Dual-Distilled Heterogeneous Federated Learning with Adaptive Margins for Trainable Global Prototypes

Fatema Siddika, Md Anwar Hossen, Wensheng Zhang, Anuj Sharma, Juan Pablo Munoz, Ali Jannesari

Published: 18 May 2026, Last Modified: 23 Apr 2026The IEEE International Symposium on Cluster, Cloud, and Internet Computing (CCGrid)EveryoneCC BY 4.0

Abstract: Heterogeneous Federated Learning (HFL) has gained significant attention for its capacity to handle both model and data heterogeneity across clients. Prototype-based HFL methods emerge as a promising solution to address statistical and model heterogeneity as well as privacy challenges, paving the way for new advancements in HFL research.

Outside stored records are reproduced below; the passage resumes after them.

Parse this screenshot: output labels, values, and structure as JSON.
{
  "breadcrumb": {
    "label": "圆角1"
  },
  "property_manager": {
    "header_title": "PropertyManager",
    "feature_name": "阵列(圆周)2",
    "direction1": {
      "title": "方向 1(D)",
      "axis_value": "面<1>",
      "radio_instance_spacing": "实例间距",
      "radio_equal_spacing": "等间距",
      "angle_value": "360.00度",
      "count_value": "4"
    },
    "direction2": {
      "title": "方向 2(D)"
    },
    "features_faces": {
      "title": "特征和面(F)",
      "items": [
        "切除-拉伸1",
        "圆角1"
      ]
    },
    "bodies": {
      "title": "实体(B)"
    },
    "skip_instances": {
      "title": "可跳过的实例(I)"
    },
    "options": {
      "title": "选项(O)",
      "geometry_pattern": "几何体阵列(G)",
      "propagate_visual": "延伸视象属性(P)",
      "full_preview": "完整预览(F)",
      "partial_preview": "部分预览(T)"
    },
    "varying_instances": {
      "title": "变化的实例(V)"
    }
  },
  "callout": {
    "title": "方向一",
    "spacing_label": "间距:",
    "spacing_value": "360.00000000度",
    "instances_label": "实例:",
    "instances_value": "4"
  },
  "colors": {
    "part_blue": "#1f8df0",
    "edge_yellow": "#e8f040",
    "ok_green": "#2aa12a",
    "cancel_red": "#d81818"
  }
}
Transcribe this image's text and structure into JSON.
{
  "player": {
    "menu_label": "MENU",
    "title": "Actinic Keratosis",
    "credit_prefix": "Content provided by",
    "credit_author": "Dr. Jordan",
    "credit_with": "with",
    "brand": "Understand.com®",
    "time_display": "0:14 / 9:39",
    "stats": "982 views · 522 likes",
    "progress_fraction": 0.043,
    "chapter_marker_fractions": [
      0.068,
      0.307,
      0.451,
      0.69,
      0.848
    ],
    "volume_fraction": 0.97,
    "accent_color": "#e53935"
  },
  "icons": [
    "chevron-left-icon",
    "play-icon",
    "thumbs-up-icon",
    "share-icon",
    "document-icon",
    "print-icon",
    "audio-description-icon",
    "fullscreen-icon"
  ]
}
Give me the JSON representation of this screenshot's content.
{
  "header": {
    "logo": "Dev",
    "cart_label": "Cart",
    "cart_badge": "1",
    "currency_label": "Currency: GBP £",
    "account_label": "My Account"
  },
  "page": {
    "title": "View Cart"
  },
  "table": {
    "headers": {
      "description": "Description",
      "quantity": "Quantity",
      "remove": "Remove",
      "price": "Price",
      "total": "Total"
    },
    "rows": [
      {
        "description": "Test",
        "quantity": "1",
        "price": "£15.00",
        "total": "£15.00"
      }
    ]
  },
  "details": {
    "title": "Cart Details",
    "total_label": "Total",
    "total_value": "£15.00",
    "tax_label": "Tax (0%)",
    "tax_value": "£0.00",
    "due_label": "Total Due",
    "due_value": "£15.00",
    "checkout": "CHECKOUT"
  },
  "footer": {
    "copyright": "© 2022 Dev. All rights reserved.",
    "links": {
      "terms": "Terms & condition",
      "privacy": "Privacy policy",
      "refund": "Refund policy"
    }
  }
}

These methods focus on sharing class-representative prototypes among heterogeneous clients. However, aggregating these prototypes via standard weighted averaging often yields sub-optimal global knowledge. Specifically, the averaging approach induces a shrinking of the aggregated prototypes’ decision margins, thereby degrading model performance in scenarios with model heterogeneity and non-IID data distributions. We propose FedProtoKD in a Heterogeneous Federated Learning setting, leveraging clients’ logits and prototype feature representations to improve system performance via an enhanced dual-knowledge distillation mechanism. The proposed framework aims to resolve the prototype margin-shrinking problem using a contrastive learning-based trainable prototype server by leveraging a class-wise adaptive prototype margin. Furthermore, the framework assesses the importance of public samples by measuring the closeness of each sample’s prototype to its class representative, thereby enhancing learning performance. FedProtoKD improved test accuracy by an average of 1.13% and up to 34.13% across various settings, significantly outperforming existing state-of-the-art HFL methods.